In tal modo la disciplina relativa alla pubblicità ingannevole e comparativa si divide in due
parti ben distinte, l’una, inserita nella nuova direttiva, relativa ai rapporti tra consumatori e
imprenditori, l’altra, di cui alle direttive 84/450 e 97/55, limitata ai rapporti tra concorrenti.
Ciò non può non produrre rilevanti conseguenze in ordine alla misure di tutela accordate da
considerare in sede di recepimento della direttiva in questione.
Innanzitutto viene posta in discussione la valenza pubblicistica della normativa attualmente
vigente e con essa la legittimazione stessa degli organismi pubblici adesso prevista, poi potrebbe
porsi in dubbio sempre sul medesimo versante la competenza esclusiva dell’autorità antitrust e la
riespansione della competenza e della disciplina attualmente prevista dal codice civile, il che
potrebbe anche far ipotizzare una forma di recepimento da attuarsi come riformulazione o novella
delle norme codicistiche in materia di concorrenza sleale.

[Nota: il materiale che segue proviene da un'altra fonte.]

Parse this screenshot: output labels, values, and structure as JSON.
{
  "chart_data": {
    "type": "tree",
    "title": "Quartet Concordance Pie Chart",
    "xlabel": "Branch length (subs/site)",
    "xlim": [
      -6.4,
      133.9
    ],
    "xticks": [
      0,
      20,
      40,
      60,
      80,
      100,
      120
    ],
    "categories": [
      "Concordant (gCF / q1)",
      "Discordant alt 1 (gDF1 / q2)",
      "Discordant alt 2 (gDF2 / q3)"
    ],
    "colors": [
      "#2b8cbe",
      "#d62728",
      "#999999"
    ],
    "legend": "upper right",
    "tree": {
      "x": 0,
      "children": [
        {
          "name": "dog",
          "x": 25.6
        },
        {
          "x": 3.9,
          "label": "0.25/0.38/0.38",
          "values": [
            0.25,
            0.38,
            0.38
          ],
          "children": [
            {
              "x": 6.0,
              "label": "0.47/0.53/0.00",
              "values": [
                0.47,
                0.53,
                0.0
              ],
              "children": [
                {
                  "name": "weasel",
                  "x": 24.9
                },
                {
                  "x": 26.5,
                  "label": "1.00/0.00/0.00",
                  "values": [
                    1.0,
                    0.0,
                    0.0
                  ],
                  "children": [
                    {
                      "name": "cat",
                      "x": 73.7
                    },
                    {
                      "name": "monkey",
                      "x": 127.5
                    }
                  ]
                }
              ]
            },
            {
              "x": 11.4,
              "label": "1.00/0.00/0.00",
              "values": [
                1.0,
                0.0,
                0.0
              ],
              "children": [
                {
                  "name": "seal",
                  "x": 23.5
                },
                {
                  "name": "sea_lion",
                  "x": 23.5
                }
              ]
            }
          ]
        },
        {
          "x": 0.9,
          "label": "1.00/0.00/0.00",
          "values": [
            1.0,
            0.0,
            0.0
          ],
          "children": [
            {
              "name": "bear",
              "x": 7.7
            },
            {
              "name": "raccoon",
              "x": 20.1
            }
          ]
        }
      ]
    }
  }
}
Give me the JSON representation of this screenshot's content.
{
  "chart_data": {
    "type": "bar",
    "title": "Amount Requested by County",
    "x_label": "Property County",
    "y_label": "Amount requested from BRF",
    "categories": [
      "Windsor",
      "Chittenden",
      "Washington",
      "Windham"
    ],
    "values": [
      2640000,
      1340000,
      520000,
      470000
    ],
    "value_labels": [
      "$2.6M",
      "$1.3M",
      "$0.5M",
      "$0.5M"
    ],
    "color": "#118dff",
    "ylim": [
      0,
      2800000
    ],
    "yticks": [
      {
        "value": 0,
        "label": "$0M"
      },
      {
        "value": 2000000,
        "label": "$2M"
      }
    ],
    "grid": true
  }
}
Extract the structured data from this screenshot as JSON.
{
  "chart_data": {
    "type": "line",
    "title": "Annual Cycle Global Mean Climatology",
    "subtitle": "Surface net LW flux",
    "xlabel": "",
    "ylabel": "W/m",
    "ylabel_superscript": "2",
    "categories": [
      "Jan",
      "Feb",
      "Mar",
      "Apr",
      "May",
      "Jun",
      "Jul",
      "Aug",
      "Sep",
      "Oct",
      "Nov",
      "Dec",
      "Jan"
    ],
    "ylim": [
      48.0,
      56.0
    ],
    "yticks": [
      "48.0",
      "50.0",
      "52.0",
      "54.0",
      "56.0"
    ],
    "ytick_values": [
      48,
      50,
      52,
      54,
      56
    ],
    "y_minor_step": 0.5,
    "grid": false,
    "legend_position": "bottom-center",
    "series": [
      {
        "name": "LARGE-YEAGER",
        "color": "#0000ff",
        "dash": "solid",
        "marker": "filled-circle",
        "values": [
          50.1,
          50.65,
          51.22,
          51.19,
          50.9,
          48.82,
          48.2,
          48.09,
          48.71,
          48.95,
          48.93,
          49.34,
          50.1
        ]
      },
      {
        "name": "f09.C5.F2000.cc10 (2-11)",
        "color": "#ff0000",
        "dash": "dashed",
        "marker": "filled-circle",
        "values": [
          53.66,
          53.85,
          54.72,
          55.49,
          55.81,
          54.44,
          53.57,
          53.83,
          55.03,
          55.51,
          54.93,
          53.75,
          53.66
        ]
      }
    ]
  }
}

Sarebbe completamente da stabilire la tutela del consumatore in ordine alla nuova disciplina,
posto che la stessa direttiva prevede un aggiornamento dell’elenco delle direttive allegate alla
direttiva 98/27 rispetto alle quali va esercitata l’azione inibitoria, includendovi la stessa direttiva
29/2005.
In ogni caso occorrerebbe fare chiarezza una volta per tutte cogliendo proprio l’occasione della
volontà razionalizzatrice operata dalla nuova direttiva: ciò a vantaggio sia della tutela dei
consumatori ma anche della certezza del diritto.